As disclosed in Japanese Utility Model Unexamined Publication No. 56-135127, in a bypass in which a hot wire element is disposed in the main pipe, in order to perform protection against the above-described backfire or correctly detect the flow rate of the pulsation flow, the fluid resistance at the bypass in the lower stream to the hot wire element is enlarged, additionally, the outlet and inlet ports of the bypass are formed in parallel or substantially in parallel to the main stream. That is, the dynamic pressure acting at the outlet and inlet ports of the bypass is reduced even if a reverse flow is generated and the flow reaching the hot wire element also is damped so that backfire resistance is improved. Since the outlet port of the bypass opens directly and substantially in parallel to the main stream, the flow in the bypass is slightly changed due to the static pressure change caused from mixture of flows at this portion. It leads to generation of noise in the output from the hot wire element. Although high frequency noise can be reduced by a filter disposed in the circuit, the abovedescribed type of noise causes a system control problem when, for example, the engine is operated at a low speed. Furthermore, from the viewpoint of hardware, the structure produces production (cost and weight) and reliability (the number of parts) problems since the axial length is too long and the component parts for the bypass are difficult to mount.

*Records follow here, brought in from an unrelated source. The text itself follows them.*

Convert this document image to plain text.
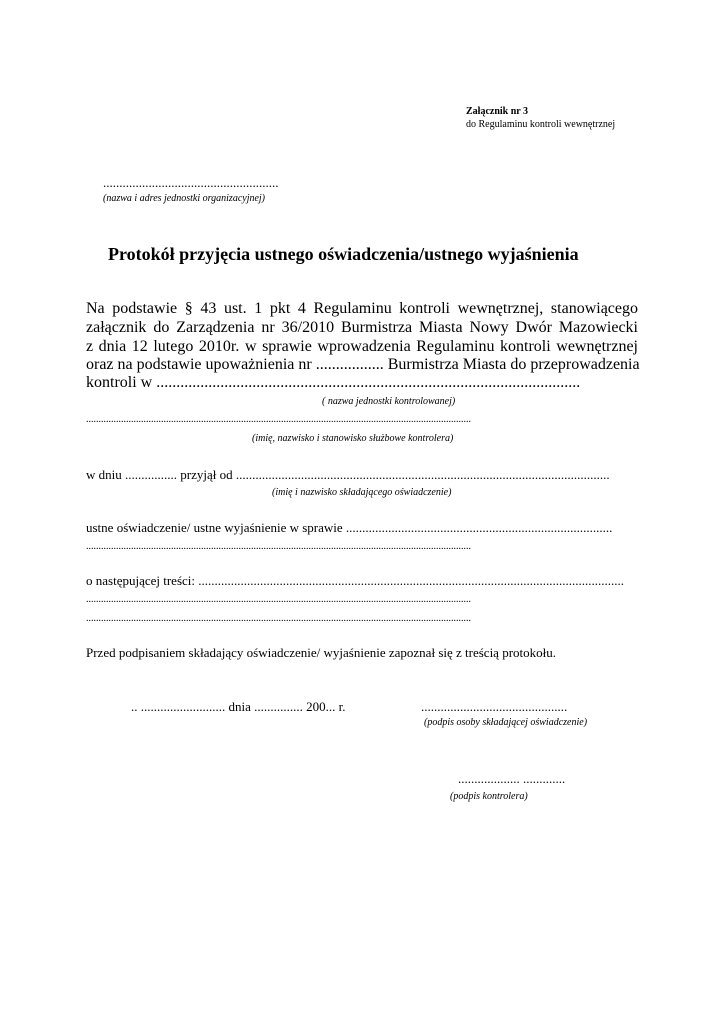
Załącznik nr 3
do Regulaminu kontroli wewnętrznej
......................................................
(nazwa i adres jednostki organizacyjnej)
Protokół przyjęcia ustnego oświadczenia/ustnego wyjaśnienia
Na podstawie § 43 ust. 1 pkt 4 Regulaminu kontroli wewnętrznej, stanowiącego
załącznik do Zarządzenia nr 36/2010 Burmistrza Miasta Nowy Dwór Mazowiecki
z dnia 12 lutego 2010r. w sprawie wprowadzenia Regulaminu kontroli wewnętrznej
oraz na podstawie upoważnienia nr ................. Burmistrza Miasta do przeprowadzenia
kontroli w ..........................................................................................................
( nazwa jednostki kontrolowanej)
..........................................................................................................................................................
(imię, nazwisko i stanowisko służbowe kontrolera)
w dniu ................ przyjął od ...................................................................................................................
(imię i nazwisko składającego oświadczenie)
ustne oświadczenie/ ustne wyjaśnienie w sprawie ..................................................................................
..........................................................................................................................................................
o następującej treści: ...................................................................................................................................
..........................................................................................................................................................
..........................................................................................................................................................
Przed podpisaniem składający oświadczenie/ wyjaśnienie zapoznał się z treścią protokołu.
.. .......................... dnia ............... 200... r.	.............................................
(podpis osoby składającej oświadczenie)
................... .............
(podpis kontrolera)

On the other hand, structures have been disclosed, for example, in Japanese Patent Unexamined Publication No. 56-76012, in which a bypass in which a hot wire element is disposed is formed outside the main stream in order to prevent the above-described type of backfire and stabilize the outputs.

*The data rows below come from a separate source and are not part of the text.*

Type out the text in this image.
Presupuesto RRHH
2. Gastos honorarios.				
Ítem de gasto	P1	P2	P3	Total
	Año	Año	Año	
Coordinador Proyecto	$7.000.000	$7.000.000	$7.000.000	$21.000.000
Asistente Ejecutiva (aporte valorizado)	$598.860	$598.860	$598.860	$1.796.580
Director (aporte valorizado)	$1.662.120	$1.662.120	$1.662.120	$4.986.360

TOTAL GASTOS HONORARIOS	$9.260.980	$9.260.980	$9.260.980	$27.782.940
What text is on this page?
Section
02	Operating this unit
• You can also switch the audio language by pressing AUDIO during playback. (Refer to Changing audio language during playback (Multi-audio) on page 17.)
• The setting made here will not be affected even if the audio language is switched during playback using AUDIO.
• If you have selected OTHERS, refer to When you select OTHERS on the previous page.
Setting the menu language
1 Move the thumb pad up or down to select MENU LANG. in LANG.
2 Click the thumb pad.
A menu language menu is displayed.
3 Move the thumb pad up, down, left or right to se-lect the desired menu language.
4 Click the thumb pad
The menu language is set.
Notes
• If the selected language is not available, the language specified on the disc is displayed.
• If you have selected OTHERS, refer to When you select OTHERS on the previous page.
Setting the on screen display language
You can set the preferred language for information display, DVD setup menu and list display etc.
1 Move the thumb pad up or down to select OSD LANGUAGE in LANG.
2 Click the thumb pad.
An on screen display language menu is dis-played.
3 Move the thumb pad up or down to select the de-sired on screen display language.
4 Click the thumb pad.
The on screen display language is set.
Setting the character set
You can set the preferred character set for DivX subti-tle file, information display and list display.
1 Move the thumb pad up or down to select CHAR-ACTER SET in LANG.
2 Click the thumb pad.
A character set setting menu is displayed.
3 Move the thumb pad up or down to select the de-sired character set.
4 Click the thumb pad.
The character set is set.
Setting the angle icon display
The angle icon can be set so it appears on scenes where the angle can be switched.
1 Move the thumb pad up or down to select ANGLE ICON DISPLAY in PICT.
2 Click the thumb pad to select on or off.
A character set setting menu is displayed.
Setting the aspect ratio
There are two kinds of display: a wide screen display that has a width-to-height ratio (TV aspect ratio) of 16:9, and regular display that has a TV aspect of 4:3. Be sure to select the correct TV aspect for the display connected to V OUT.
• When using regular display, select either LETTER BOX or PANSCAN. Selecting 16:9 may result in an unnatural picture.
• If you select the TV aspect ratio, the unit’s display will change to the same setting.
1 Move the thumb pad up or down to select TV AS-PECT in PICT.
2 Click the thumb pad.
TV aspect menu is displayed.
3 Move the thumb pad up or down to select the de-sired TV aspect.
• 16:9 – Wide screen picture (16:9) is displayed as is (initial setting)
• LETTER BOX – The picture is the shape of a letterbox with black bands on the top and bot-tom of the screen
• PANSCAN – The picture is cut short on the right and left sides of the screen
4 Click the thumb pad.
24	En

However, problems arise in these structures, as pointed out in Japanese Patent Unexamined Publication No. 56-76012, that flow rate detection error in large due to the thermal conditions, such as thermal conduction from the engine, heating of the hot wire element, and in the case of an automobile, engine heat and rise in temperature in the engine compartment due to solar radiation. That is, since the bypass portion provided with the hot wire element has a large thermal capacity and is formed with a relatively tight width in the inner portion of a body wall, there is not a large area for conducting the heat of the intake air. Furthermore, the bypass is formed to perform a good thermal conduction of the air flow passing therein. Therefore, the temperature of the air flow in the bypass is affected by the temperature of the passage wall of the bypass, causing a large temperature difference from that of the main flow. It leads to enlargement of the error in measurement of the intake air flow rate.
Some of the disclosures relate to a structure which cannot withstand strong engine backfire and are incapable of correctly detecting the average flow rate of the pulsation flow, so that such devices cannot be put to practical use. Some of them are incapable of correctly measuring the flow rate under certain thermal conditions and are also incapable of being sufficiently controlled to have the engine operated at the most suitable air-fuel ratio due to increase in the noise in the output. Therefore, it interrupts cleaning of the exhaust gas from the engine, improvement in fuel consumption and operability. On the other hand, some of them are insufficient in reduction of the axial length of the main flow meter body, that is, they are insufficient in reduction of the length of the intake pipe, weight of the body and manufacturing cost. Therefore, problems arise that the pressure loss in the intake pipe increases, and the weight of the system including the engine becomes heavier, preventing improvement in engine fuel consumption and reduction of the engine room space.